No matter what the degree, going back to school as an adult isn’t always easy. A full-time job, family time and finding time for all the amazing things that make your life special can be difficult to balance with homework, papers and reading assignments. But earning your degree is worth it.
It certainly has been for recent grad and current MBA student, Robert Catalano. He says that finishing his bachelor’s degree encouraged him to become a lifelong learner, ignited a passion for teaching and service and will help him build a resume so he can someday launch a nonprofit.
Recently, we talked with Catalano about his experience (read more) and what he’d say to adult students just starting their educational journey. Check out his advice!

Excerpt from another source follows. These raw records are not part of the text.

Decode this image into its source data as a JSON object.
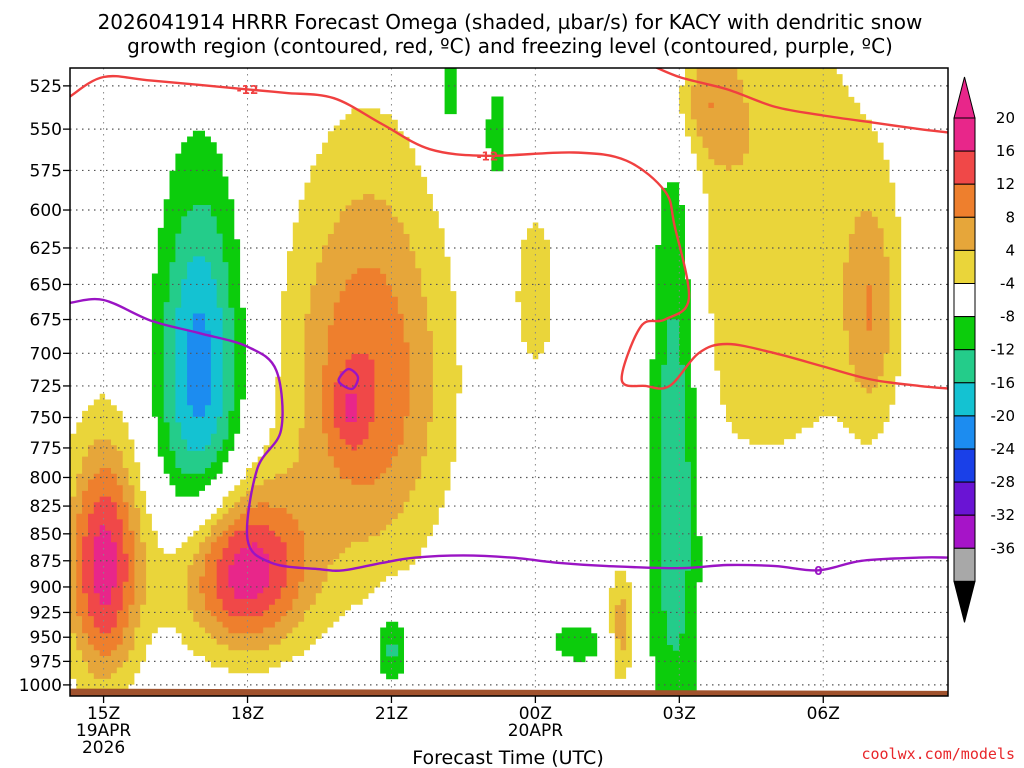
{
  "chart_data": {
    "type": "heatmap",
    "title_lines": [
      "2026041914 HRRR Forecast Omega (shaded, µbar/s) for KACY with dendritic snow",
      "growth region (contoured, red, ºC) and freezing level (contoured, purple, ºC)"
    ],
    "xlabel": "Forecast Time (UTC)",
    "x_range_hours": [
      14.3,
      32.6
    ],
    "x_ticks": [
      {
        "hour": 15,
        "labels": [
          "15Z",
          "19APR",
          "2026"
        ]
      },
      {
        "hour": 18,
        "labels": [
          "18Z"
        ]
      },
      {
        "hour": 21,
        "labels": [
          "21Z"
        ]
      },
      {
        "hour": 24,
        "labels": [
          "00Z",
          "20APR"
        ]
      },
      {
        "hour": 27,
        "labels": [
          "03Z"
        ]
      },
      {
        "hour": 30,
        "labels": [
          "06Z"
        ]
      }
    ],
    "y_ticks_hPa": [
      525,
      550,
      575,
      600,
      625,
      650,
      675,
      700,
      725,
      750,
      775,
      800,
      825,
      850,
      875,
      900,
      925,
      950,
      975,
      1000
    ],
    "y_range_hPa": [
      515,
      1012
    ],
    "colorbar": {
      "labels": [
        "20",
        "16",
        "12",
        "8",
        "4",
        "-4",
        "-8",
        "-12",
        "-16",
        "-20",
        "-24",
        "-28",
        "-32",
        "-36"
      ],
      "bins": [
        {
          "range": [
            20,
            24
          ],
          "color": "#e8268a"
        },
        {
          "range": [
            16,
            20
          ],
          "color": "#f04848"
        },
        {
          "range": [
            12,
            16
          ],
          "color": "#ee7f2d"
        },
        {
          "range": [
            8,
            12
          ],
          "color": "#e6a63a"
        },
        {
          "range": [
            4,
            8
          ],
          "color": "#ead53a"
        },
        {
          "range": [
            -4,
            4
          ],
          "color": "#ffffff"
        },
        {
          "range": [
            -8,
            -4
          ],
          "color": "#0ccc0c"
        },
        {
          "range": [
            -12,
            -8
          ],
          "color": "#24cc8a"
        },
        {
          "range": [
            -16,
            -12
          ],
          "color": "#14c2d2"
        },
        {
          "range": [
            -20,
            -16
          ],
          "color": "#1c8cf0"
        },
        {
          "range": [
            -24,
            -20
          ],
          "color": "#1a40e8"
        },
        {
          "range": [
            -28,
            -24
          ],
          "color": "#6a14d4"
        },
        {
          "range": [
            -32,
            -28
          ],
          "color": "#a614c8"
        },
        {
          "range": [
            -36,
            -32
          ],
          "color": "#a8a8a8"
        }
      ],
      "overflow_high_color": "#e8268a",
      "overflow_low_color": "#000000"
    },
    "omega_features": [
      {
        "name": "positive-cell-15z-low-levels",
        "hour": 15.0,
        "pres": 880,
        "peak": 22,
        "sx": 0.55,
        "sy": 80
      },
      {
        "name": "positive-cell-18z-low-levels",
        "hour": 17.9,
        "pres": 885,
        "peak": 23,
        "sx": 0.95,
        "sy": 55
      },
      {
        "name": "positive-cell-20z-mid-levels",
        "hour": 20.5,
        "pres": 720,
        "peak": 16,
        "sx": 1.15,
        "sy": 110
      },
      {
        "name": "positive-cell-20z-core",
        "hour": 20.1,
        "pres": 745,
        "peak": 6,
        "sx": 0.25,
        "sy": 22
      },
      {
        "name": "positive-cell-00z-upper",
        "hour": 24.0,
        "pres": 655,
        "peak": 5.5,
        "sx": 0.4,
        "sy": 55
      },
      {
        "name": "positive-cell-02z-low-levels",
        "hour": 25.8,
        "pres": 940,
        "peak": 11,
        "sx": 0.2,
        "sy": 40
      },
      {
        "name": "positive-region-03z-upper",
        "hour": 28.8,
        "pres": 620,
        "peak": 8,
        "sx": 1.7,
        "sy": 130
      },
      {
        "name": "positive-cell-07z-mid",
        "hour": 31.0,
        "pres": 670,
        "peak": 9,
        "sx": 0.4,
        "sy": 60
      },
      {
        "name": "positive-cell-03z-top",
        "hour": 27.4,
        "pres": 535,
        "peak": 9,
        "sx": 0.55,
        "sy": 25
      },
      {
        "name": "negative-cell-17z-mid",
        "hour": 17.0,
        "pres": 715,
        "peak": -18,
        "sx": 0.6,
        "sy": 95
      },
      {
        "name": "negative-band-02z",
        "hour": 26.9,
        "pres": 760,
        "peak": -13,
        "sx": 0.4,
        "sy": 210
      },
      {
        "name": "negative-cell-21z-low",
        "hour": 21.0,
        "pres": 960,
        "peak": -10,
        "sx": 0.22,
        "sy": 30
      },
      {
        "name": "negative-cell-00z-low",
        "hour": 24.9,
        "pres": 955,
        "peak": -6,
        "sx": 0.5,
        "sy": 20
      },
      {
        "name": "negative-cell-22z-top",
        "hour": 22.2,
        "pres": 530,
        "peak": -6,
        "sx": 0.3,
        "sy": 25
      },
      {
        "name": "negative-cell-23z-upper",
        "hour": 23.2,
        "pres": 555,
        "peak": -6,
        "sx": 0.25,
        "sy": 30
      }
    ],
    "dgz_contours": [
      {
        "value": -12,
        "label": "-12",
        "color": "#f04040",
        "label_at": [
          {
            "hour": 18.0,
            "pres": 527
          },
          {
            "hour": 23.0,
            "pres": 566
          }
        ],
        "points": [
          [
            14.3,
            531
          ],
          [
            15.0,
            520
          ],
          [
            16.0,
            522
          ],
          [
            18.0,
            527
          ],
          [
            18.8,
            529
          ],
          [
            19.8,
            532
          ],
          [
            20.8,
            547
          ],
          [
            21.8,
            562
          ],
          [
            23.0,
            566
          ],
          [
            24.8,
            564
          ],
          [
            25.9,
            569
          ],
          [
            26.7,
            588
          ],
          [
            26.9,
            610
          ],
          [
            27.2,
            660
          ],
          [
            26.7,
            675
          ],
          [
            26.2,
            680
          ],
          [
            25.8,
            720
          ],
          [
            26.3,
            725
          ],
          [
            26.8,
            725
          ],
          [
            27.4,
            700
          ],
          [
            28.0,
            693
          ],
          [
            29.0,
            700
          ],
          [
            30.0,
            710
          ],
          [
            31.0,
            720
          ],
          [
            32.0,
            725
          ],
          [
            32.6,
            727
          ]
        ]
      },
      {
        "value": -12,
        "label": "",
        "color": "#f04040",
        "points": [
          [
            26.3,
            512
          ],
          [
            27.0,
            520
          ],
          [
            28.0,
            527
          ],
          [
            29.0,
            537
          ],
          [
            30.0,
            542
          ],
          [
            31.0,
            546
          ],
          [
            32.0,
            550
          ],
          [
            32.6,
            552
          ]
        ]
      }
    ],
    "freezing_contours": [
      {
        "value": 0,
        "label": "0",
        "color": "#9a14c4",
        "label_at": [
          {
            "hour": 29.9,
            "pres": 884
          }
        ],
        "points": [
          [
            14.3,
            663
          ],
          [
            15.0,
            661
          ],
          [
            16.0,
            676
          ],
          [
            17.0,
            685
          ],
          [
            18.0,
            695
          ],
          [
            18.6,
            713
          ],
          [
            18.7,
            760
          ],
          [
            18.2,
            793
          ],
          [
            18.0,
            855
          ],
          [
            18.5,
            877
          ],
          [
            19.5,
            883
          ],
          [
            20.0,
            884
          ],
          [
            20.8,
            877
          ],
          [
            21.5,
            872
          ],
          [
            22.5,
            870
          ],
          [
            23.5,
            872
          ],
          [
            24.5,
            877
          ],
          [
            25.5,
            880
          ],
          [
            27.0,
            882
          ],
          [
            28.0,
            879
          ],
          [
            29.0,
            880
          ],
          [
            29.9,
            884
          ],
          [
            30.8,
            875
          ],
          [
            32.0,
            872
          ],
          [
            32.6,
            872
          ]
        ]
      },
      {
        "value": 0,
        "label": "",
        "color": "#9a14c4",
        "closed": true,
        "points": [
          [
            19.9,
            720
          ],
          [
            20.1,
            712
          ],
          [
            20.3,
            718
          ],
          [
            20.2,
            727
          ],
          [
            20.0,
            725
          ]
        ]
      }
    ],
    "terrain_color": "#a0522d"
  },
  "credit": "coolwx.com/models",
  "credit_color": "#e8262a"
}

1. Time management is key.
“Time management becomes really important,” Catalano says. “Make sure you create time to give to not only your school work but the program itself.” For Catalano, actively working to schedule time for studying and doing homework—often a little more than might seem necessary—in addition to class time was vital to his success. “I wanted to commit to my classmates,” he says. “I didn’t want to go through the program in a blur and not know anyone, not do anything, just do my schoolwork and leave.”

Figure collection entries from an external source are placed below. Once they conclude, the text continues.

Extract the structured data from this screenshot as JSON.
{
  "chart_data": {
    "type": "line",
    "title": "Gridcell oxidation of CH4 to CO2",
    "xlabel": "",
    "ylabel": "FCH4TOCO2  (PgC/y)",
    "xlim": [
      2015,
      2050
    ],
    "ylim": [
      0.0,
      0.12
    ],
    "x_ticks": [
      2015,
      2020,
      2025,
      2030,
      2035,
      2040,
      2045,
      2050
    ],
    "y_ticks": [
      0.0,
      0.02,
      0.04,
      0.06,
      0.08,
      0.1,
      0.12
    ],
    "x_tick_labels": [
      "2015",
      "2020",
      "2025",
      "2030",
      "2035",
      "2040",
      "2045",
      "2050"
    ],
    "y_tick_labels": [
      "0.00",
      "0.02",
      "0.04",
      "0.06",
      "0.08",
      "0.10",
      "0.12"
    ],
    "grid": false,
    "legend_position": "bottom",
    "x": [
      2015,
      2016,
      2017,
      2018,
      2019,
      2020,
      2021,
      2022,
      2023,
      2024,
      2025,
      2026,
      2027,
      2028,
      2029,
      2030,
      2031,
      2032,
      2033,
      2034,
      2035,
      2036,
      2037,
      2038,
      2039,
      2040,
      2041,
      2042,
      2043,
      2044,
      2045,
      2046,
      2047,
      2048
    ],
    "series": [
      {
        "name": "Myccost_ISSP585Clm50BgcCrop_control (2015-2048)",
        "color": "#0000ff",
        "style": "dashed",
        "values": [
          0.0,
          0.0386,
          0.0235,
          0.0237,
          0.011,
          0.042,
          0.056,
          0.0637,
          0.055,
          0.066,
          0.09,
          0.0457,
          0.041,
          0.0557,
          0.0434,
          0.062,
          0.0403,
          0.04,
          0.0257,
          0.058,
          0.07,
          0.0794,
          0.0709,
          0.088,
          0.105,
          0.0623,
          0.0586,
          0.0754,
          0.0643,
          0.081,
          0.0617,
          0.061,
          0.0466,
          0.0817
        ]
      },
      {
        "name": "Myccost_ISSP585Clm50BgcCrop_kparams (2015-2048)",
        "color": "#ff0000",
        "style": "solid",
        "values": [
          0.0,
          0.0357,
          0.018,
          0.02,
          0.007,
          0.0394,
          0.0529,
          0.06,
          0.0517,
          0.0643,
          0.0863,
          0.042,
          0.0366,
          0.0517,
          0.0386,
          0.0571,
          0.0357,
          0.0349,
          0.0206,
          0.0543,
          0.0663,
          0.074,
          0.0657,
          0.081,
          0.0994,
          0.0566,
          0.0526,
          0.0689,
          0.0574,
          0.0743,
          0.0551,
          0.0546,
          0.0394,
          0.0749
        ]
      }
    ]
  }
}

2. Embrace the team aspect.
At Trevecca, programs are taught using the cohort model, meaning groups of students progress through the entire program together, start to finish, one class at a time. For Catalano, that was a plus. As he put it, students should “commit” to their classmates. “So much of the program was community-based and I loved that,” he said. “We committed to bringing dinner every week as a class and sharing that meal. It wasn’t just you versus school; it was you and your team going through the program together. When it came time for group projects or homework or even life, we were able to tackle them as a team rather than going through those alone.”

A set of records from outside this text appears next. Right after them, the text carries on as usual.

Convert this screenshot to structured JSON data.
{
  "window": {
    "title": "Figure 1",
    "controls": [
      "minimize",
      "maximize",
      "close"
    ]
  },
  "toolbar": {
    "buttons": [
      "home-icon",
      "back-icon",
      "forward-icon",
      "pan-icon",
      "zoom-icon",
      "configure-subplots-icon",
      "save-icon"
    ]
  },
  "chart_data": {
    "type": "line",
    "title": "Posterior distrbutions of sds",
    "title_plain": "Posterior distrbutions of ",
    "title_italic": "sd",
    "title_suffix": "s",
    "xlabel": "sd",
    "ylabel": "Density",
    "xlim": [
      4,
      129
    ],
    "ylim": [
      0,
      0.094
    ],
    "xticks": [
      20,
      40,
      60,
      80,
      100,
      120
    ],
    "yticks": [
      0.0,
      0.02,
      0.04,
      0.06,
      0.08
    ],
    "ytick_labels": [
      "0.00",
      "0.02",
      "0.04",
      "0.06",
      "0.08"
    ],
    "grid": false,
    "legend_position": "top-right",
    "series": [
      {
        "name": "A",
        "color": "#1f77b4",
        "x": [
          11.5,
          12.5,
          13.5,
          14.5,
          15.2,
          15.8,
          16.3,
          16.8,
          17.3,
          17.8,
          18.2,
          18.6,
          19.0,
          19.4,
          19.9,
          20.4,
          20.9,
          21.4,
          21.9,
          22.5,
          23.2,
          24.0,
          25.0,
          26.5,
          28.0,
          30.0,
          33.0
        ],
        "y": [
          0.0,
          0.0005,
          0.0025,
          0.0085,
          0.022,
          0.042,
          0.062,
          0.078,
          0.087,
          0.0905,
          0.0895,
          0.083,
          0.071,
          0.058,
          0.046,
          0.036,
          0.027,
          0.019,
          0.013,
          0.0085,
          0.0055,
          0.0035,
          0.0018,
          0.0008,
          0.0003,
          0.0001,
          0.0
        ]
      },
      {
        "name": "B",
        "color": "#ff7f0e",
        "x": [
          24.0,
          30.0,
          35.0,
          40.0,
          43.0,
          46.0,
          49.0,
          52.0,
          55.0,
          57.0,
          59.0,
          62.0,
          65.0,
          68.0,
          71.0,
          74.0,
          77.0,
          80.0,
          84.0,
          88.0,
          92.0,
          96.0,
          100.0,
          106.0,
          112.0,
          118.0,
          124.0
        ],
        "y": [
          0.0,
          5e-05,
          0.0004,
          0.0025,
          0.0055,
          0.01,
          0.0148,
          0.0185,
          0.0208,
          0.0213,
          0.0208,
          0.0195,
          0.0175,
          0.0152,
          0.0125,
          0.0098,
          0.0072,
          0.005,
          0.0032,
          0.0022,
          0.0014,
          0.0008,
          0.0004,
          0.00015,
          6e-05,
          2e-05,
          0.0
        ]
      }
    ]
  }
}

3. Build your support system.
In addition to his classmates, Catalano says his wife, his teachers and his employer were all key supporters as he worked toward completing his undergraduate degree and even now as he begins his master’s program. “[My wife] was an incredible support through this process,” he said. “If I had a paper to write or a project, she understood that came first. She came alongside and understood that there were times when I had to hit the books or write a paper.” Catalano’s employer was also supportive as were his teachers. “The teachers became part of the team,” he said. “Every time you’d go into a new class, you’d have a teacher who would become a part of the team that was supporting you.”
4. Do the work.
“Getting your undergraduate degree is in some ways about you proving to yourself that you can focus and do the work and focus,” Catalano says. “It might not be about getting A+ on everything.” That doesn’t mean that every concept will come easily or you’ll be naturally good at everything you do, he cautions, but each assignment will be an opportunity to learn and grow. “I’m not the best writer, but as I continued to just do the work and turn in papers, I turned in what I thought was great writing,” he says.
5. Keep the end goal in mind.
“I never thought I would graduate college, let alone go on to finish my master’s degree,” Catalano says. “Push into the idea that you’ll never stop learning.” While Catalano has embraced the idea of becoming a lifelong learner, he also knew that finishing his undergraduate degree would make a pay raise more likely and bring him closer to making his dream of teaching degree-completion students a reality. Finishing his degree and earning his master’s are also vital components in Catalano’s ultimate goal of running a nonprofit. Knowing why you’re pursuing the degree is important when it all seems a little overwhelming, Catalano says.